【はじめに】 基本的に、ここで書くのは言葉的な解釈だけです。「曲のテーマ」とか「メッセージ」とかは聴いたひとそれぞれが感じるものなので、そのあたりの考察にまでは踏み込まないようにしたいかなと思います。

ユグドラシル
BUMP OF CHICKEN
トイズファクトリー
2004-08-25



【歌詞の大まかな意味】

もういい加減、認めなくちゃ。
進みたい道がドアでふさがれているのなら、その鍵を手に入れるために、
自分の手は空っぽにしなくちゃいけないってことに。

今までの幸せに甘えすぎて、気づけば手の中はたくさんのものでいっぱいだ。
手放したくないものでいっぱいだ。

みんな自分にとって大切なもの。
だけど、何かを手に入れるためには何かを捨てなくちゃ。
傾いた天秤が「軽い」と示したほうを。
とても簡単なことなんだ。

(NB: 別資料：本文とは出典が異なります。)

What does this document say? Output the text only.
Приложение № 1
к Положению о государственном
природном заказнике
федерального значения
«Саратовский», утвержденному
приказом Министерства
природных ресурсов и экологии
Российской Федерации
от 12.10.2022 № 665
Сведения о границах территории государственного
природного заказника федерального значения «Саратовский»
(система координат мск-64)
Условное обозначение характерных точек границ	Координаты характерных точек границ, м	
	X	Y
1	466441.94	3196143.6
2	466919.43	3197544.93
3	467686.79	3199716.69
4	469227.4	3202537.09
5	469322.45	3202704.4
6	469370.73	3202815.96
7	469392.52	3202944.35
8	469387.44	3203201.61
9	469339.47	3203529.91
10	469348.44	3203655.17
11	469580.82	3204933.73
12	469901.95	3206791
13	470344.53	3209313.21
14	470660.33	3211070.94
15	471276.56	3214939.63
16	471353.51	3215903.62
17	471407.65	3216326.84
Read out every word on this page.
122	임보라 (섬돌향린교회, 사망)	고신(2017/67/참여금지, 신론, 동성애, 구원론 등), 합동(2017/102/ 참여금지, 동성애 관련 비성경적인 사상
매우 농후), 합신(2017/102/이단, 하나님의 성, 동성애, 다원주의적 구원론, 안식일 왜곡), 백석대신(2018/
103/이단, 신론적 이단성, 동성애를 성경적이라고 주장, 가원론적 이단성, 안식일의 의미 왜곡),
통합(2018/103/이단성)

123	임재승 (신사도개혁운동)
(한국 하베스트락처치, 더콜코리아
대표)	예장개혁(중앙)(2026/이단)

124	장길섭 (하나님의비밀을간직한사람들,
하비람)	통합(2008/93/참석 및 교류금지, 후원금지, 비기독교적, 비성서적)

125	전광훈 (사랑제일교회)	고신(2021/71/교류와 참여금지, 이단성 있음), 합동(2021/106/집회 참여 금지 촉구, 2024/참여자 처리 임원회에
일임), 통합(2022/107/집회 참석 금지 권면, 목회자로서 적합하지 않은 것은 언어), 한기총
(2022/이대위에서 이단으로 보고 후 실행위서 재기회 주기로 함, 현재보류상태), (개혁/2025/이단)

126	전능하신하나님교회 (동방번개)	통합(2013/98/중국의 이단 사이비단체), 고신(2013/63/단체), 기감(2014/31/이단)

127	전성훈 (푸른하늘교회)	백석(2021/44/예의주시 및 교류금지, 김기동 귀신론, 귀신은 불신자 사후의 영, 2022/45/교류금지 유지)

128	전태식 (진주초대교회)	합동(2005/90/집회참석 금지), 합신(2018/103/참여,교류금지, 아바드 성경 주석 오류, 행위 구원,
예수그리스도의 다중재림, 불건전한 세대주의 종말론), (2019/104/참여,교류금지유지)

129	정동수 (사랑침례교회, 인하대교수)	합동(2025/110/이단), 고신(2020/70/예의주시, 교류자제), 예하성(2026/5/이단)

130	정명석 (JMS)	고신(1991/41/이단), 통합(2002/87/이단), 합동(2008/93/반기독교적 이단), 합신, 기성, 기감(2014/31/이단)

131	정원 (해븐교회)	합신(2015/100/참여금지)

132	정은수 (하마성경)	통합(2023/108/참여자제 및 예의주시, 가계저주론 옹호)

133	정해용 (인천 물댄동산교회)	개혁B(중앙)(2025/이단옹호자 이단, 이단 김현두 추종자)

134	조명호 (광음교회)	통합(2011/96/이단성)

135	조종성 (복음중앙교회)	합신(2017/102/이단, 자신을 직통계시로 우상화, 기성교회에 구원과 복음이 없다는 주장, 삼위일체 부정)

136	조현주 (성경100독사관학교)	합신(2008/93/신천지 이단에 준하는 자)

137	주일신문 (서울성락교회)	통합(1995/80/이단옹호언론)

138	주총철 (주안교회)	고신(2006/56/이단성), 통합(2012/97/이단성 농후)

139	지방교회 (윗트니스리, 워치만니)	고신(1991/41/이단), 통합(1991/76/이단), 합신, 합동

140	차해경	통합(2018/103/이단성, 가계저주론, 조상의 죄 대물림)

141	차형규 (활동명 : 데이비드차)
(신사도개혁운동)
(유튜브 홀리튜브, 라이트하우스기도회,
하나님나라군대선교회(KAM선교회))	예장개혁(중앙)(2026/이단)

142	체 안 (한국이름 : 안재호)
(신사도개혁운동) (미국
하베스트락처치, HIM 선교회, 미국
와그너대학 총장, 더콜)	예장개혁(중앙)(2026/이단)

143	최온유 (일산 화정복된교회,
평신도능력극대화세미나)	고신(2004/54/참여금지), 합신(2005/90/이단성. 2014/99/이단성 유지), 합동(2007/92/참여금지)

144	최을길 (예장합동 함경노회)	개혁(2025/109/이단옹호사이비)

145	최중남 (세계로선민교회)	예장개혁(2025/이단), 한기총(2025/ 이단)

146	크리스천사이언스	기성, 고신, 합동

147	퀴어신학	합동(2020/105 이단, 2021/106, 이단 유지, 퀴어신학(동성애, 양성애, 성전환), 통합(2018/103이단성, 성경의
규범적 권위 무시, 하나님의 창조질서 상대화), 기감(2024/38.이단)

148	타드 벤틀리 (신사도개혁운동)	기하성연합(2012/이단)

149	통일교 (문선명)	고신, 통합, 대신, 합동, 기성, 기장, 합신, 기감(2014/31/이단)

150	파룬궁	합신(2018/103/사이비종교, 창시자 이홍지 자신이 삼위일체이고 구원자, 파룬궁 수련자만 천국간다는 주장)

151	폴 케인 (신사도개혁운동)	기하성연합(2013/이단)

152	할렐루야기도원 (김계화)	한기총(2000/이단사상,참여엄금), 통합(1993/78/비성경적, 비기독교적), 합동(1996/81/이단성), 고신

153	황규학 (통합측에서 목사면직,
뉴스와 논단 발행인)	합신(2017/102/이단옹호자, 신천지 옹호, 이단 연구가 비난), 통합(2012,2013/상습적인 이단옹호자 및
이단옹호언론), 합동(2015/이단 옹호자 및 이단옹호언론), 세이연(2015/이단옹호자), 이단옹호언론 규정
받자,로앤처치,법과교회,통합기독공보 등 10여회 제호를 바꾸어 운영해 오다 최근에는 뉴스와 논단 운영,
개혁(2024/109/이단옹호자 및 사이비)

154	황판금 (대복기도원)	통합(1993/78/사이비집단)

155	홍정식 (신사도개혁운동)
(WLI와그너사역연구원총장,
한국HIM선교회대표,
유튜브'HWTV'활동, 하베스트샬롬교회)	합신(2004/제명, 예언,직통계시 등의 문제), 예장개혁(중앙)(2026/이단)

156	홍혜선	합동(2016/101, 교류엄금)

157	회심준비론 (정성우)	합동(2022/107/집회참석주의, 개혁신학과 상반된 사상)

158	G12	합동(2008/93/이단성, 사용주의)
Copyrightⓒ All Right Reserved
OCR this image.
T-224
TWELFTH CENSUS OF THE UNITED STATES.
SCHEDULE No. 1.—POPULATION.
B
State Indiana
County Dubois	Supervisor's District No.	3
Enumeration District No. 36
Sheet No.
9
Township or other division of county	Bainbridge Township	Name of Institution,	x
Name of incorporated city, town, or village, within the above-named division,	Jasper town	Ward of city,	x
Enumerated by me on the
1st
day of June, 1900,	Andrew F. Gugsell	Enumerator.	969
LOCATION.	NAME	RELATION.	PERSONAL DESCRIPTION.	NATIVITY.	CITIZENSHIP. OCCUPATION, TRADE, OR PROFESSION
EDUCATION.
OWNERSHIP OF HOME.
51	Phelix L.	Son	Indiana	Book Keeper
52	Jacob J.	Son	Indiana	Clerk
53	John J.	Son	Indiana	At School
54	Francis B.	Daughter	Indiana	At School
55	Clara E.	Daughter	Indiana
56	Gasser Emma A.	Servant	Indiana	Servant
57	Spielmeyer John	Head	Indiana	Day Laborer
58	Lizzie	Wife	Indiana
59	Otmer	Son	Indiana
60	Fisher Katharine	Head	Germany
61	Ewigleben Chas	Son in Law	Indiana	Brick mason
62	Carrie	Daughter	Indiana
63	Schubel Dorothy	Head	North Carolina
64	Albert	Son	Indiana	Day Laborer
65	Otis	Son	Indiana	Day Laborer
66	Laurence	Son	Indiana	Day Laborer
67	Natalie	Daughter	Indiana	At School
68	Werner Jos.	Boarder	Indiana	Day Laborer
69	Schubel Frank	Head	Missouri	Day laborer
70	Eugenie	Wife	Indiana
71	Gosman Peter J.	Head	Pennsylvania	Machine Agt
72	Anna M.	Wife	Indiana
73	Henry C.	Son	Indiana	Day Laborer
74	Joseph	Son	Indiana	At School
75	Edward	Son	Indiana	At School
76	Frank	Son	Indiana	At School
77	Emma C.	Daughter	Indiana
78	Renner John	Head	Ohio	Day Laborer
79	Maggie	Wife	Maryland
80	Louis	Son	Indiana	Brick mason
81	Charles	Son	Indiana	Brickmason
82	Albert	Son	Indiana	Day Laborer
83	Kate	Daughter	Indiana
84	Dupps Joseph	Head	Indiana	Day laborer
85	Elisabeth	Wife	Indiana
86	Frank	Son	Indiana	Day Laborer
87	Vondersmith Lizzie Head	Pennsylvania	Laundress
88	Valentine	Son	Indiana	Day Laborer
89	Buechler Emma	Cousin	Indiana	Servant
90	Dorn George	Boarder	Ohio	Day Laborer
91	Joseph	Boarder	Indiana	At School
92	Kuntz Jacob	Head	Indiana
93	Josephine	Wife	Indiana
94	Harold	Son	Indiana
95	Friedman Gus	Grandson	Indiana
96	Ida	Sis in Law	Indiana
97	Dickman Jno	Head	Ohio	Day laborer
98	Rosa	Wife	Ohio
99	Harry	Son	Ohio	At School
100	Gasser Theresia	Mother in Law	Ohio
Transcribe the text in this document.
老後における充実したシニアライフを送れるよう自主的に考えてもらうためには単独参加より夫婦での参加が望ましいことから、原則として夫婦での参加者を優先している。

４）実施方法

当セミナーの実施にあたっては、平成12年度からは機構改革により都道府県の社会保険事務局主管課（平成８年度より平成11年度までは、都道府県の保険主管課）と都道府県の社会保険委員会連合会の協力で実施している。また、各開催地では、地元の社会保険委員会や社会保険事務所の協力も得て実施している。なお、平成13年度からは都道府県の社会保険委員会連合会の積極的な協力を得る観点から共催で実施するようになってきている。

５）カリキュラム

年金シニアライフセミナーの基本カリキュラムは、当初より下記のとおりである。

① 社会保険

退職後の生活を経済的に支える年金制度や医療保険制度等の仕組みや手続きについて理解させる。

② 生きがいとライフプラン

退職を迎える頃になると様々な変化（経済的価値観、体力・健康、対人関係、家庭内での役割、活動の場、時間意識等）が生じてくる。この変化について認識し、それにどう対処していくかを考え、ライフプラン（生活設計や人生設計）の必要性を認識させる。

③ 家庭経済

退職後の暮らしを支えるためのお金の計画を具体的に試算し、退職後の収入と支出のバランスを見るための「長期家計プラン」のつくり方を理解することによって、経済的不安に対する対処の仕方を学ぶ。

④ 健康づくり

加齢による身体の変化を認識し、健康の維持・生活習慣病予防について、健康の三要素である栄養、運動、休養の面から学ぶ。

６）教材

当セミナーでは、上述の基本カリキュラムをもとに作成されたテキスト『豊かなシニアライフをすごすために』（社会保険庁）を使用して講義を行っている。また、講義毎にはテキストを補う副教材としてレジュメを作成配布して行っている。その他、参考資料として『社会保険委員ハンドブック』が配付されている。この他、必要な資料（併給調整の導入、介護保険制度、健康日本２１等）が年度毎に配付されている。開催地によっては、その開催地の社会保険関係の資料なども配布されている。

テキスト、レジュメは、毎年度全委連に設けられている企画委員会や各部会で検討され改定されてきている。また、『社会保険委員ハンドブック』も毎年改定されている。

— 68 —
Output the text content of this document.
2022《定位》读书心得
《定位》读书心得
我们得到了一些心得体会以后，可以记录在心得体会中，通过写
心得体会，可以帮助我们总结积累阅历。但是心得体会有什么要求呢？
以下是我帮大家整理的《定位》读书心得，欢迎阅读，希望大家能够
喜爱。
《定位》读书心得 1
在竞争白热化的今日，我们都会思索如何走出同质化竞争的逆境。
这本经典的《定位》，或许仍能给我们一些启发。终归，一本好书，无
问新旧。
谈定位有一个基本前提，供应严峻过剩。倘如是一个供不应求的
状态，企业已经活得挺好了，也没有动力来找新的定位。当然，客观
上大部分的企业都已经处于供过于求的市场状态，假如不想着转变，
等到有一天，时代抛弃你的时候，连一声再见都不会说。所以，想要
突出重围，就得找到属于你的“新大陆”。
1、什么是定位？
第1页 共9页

難しく考える必要はないんだ。

失う悲しさに、泣いたっていい。
その代わりに僕らは進んでいけるんだから。

 

もうあなたも気づいたと思う。
あなたの進む道はあなたにしか見えない。
同じドアをくぐって同じ道を行ければと、もちろん思ってはいたけれど、
どうやらそれは無理みたいだ。

さあ、もういい加減、つないだままの手を離して行かなくちゃ。
そうして手を空っぽにすれば、僕は僕だけの鍵を、
あなたはあなただけの鍵を手に入れられる。

あなたといたこの場所にはもう戻ってこれないだろうし、
きっと、時が経てばあなたとの日々も忘れてしまう。
だけどね、これを捨てたのは、お互いにどうしても手に入れたいものがあったから。
傾いた天秤が「軽い」と示したほうを、僕らは本当につらい思いで捨てたんだ。
それほどの勇気を出して選んだんだから、
絶対にこれは間違った選択なんかじゃない。

こんなにつらい思い出を心に刻んで、代わりに僕らは…

 

お願いだから、迷ったり、後悔したり、怖がったりはしないで。
あなたは元気でいてください。
僕は自分の道を進みながら歌いつづけます。
でもあなたとの距離は広がるばかり。
この声は、いつまであなたに聞こえるかな。

泣いて、つらい思い出を心に刻んで、こんな悲しいうたを歌って…
でも、だからこそ、代わりに僕らは進んでいけるんだ。

 

もう気づいたでしょう。
そのドアの鍵を手にできるのは、手を空っぽにした人だけだってことに。
他の誰でもない、自分だけだってことに。